What kind of stuff is it? What is it used for? And how can it lead to such an explosion?

The Lebanese capital Beirut was shaken yesterday afternoon by an enormous explosion in the port area, near the center. The event currently numbers 78 dead and thousands injured. Moreover, the havoc is immense. The enormous blast wave shattered windows, toppled doors and shook buildings to their foundations. Lebanese Prime Minister Hassan Diab said the devastating explosion was caused by an estimated 2,750 tons of ammonium nitrate, which had been dusting in a warehouse for six years. But what kind of stuff is this? And how could things go so badly wrong in Beirut?

Ammonium Nitrate
Ammonium nitrate (NH4NO3) is a highly water-soluble salt of nitric acid and ammonia and is often used in fertilizers. The pure substance itself has a low sensitivity and is therefore difficult to detonate (although that has sometimes gone wrong in the past). But in combination with gasoline or kerosene, for example, ammonium nitrate can become explosive, which means that the substance is frequently used in mining. “Ammonium nitrate is classified as a hazardous substance,” said associate professor Stewart Walker of Flinders University. “Although it is known as a ‘non-flammable’ substance, it can explode under certain conditions.”

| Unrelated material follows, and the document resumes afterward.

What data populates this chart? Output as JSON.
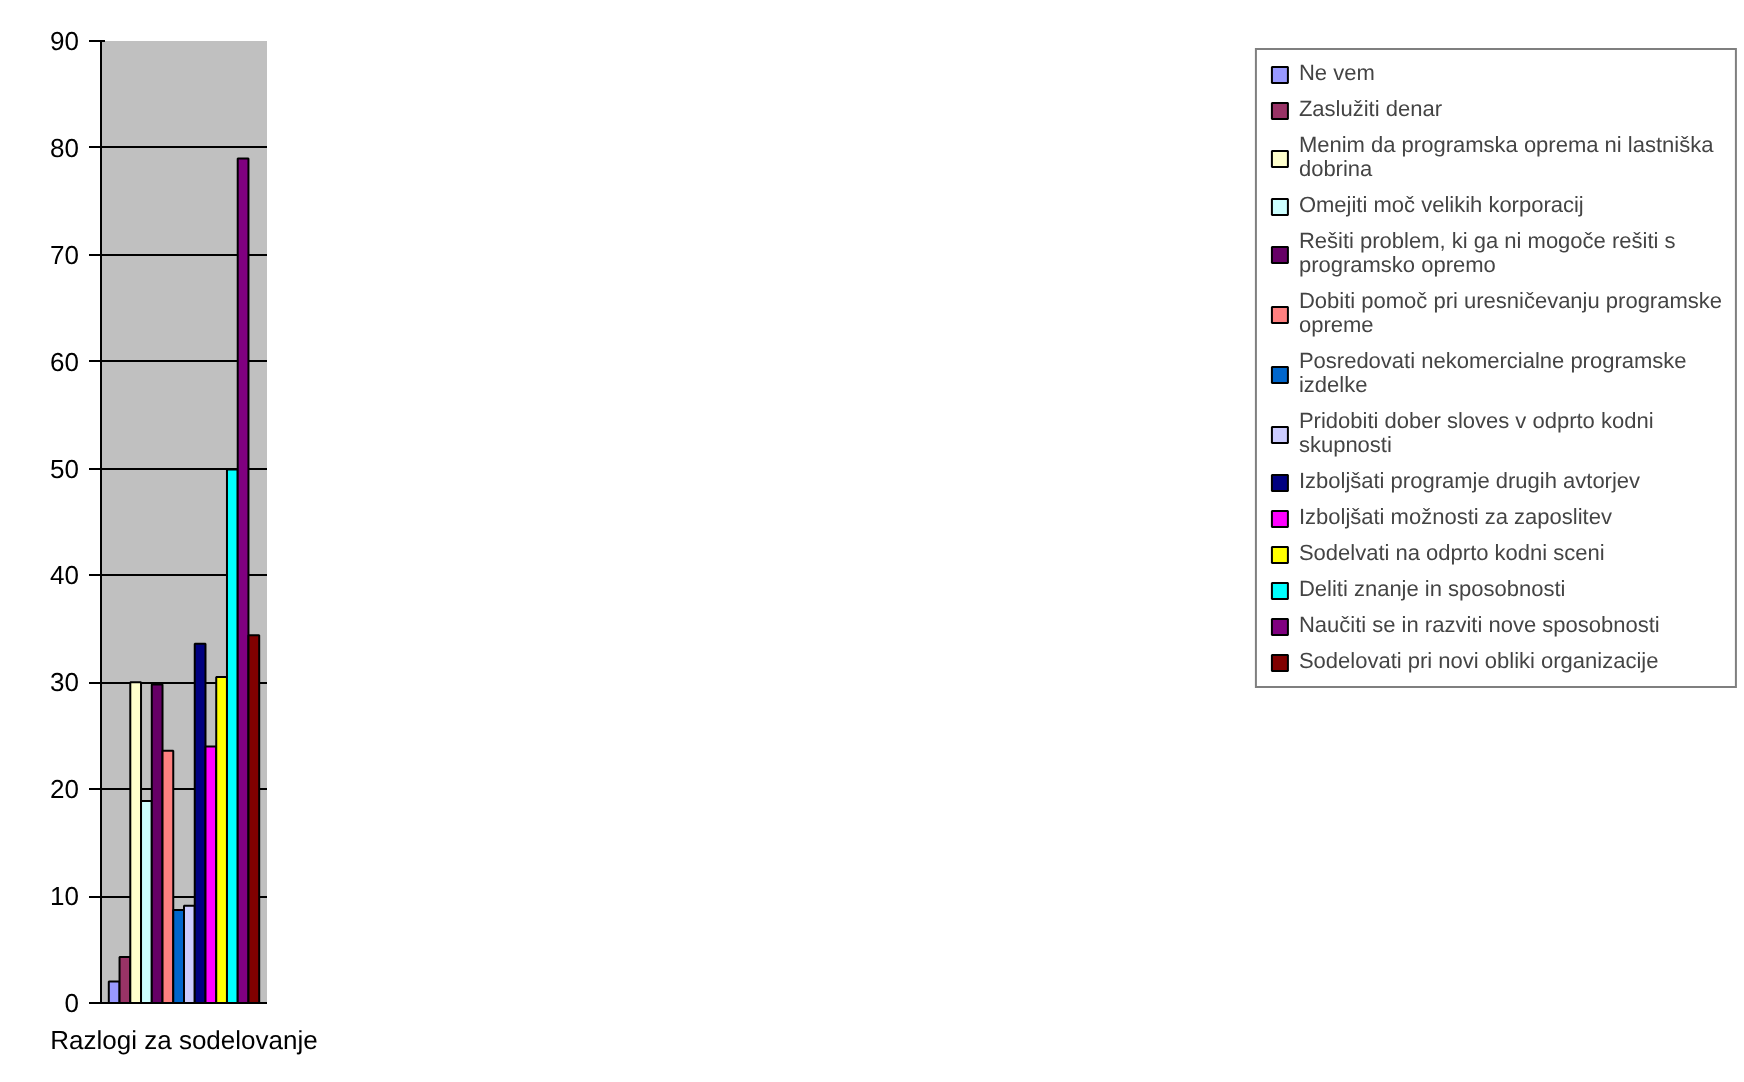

Ammonium nitrate is therefore not flammable on its own, but it can serve as an oxidizing agent to facilitate the combustion of other substances. When ammonium nitrate is heated, the solid passes through a number of phase transitions to eventually decompose into gaseous products. “When it gets hot enough, gases can form, including nitrogen dioxide,” explains Professor Emily Hilder of the University of South Australia. “This increases the risk of explosion, especially in a closed environment. The risk is also increased if pollutants are present. Only a very small amount can make ammonium nitrate unpredictable. ” So if only a little bit of fuel is added – such as oil or organic material – ammonium nitrate can become very dangerous. When combined with heat, such a mixture can easily have catastrophic consequences. The scale in Beirut also suggests that this involved large amounts of dust.

In short, an explosion occurs when a large amount of an energetic substance detonates, creating a large volume of trapped, hot gases that expand and cause a shock wave. “The video footage of the Beirut incident initially shows white-gray smoke, followed by an explosion that created reddish-brown smoke and a large white ‘mushroom cloud’,” says Walker. “This means that the released gases consisted of white ammonium nitrate vapors, toxic nitrous oxide and water.”

Due to the above-mentioned properties, ammonium nitrate is sometimes used in improvised explosives. “The Oklahama bombing in 1995 was carried out using three to four tons of ammonium nitrate,” notes researcher David Caldicott of the Australian National University. In addition, the bombing by Anders Behring Breivik, in the government district of the Norwegian capital Oslo on July 22, 2011, was also caused by explosives based on ammonium nitrate extracted from fertilizers. So if ammonium nitrate falls into the wrong hands, it can have serious consequences. Exactly how the explosion started in Beirut has yet to be revealed. “The cause of such a detonation remains to be investigated, such as whether it was accidental or deliberate,” continues Caldicott.

Although the explosion has already claimed many casualties at this point, it is expected to increase even further. “This is clearly a very large explosion and the reported death toll is likely to be much higher than currently identified,” said Caldicott. The disconcerted Lebanese prime minister has therefore vowed to punish those responsible.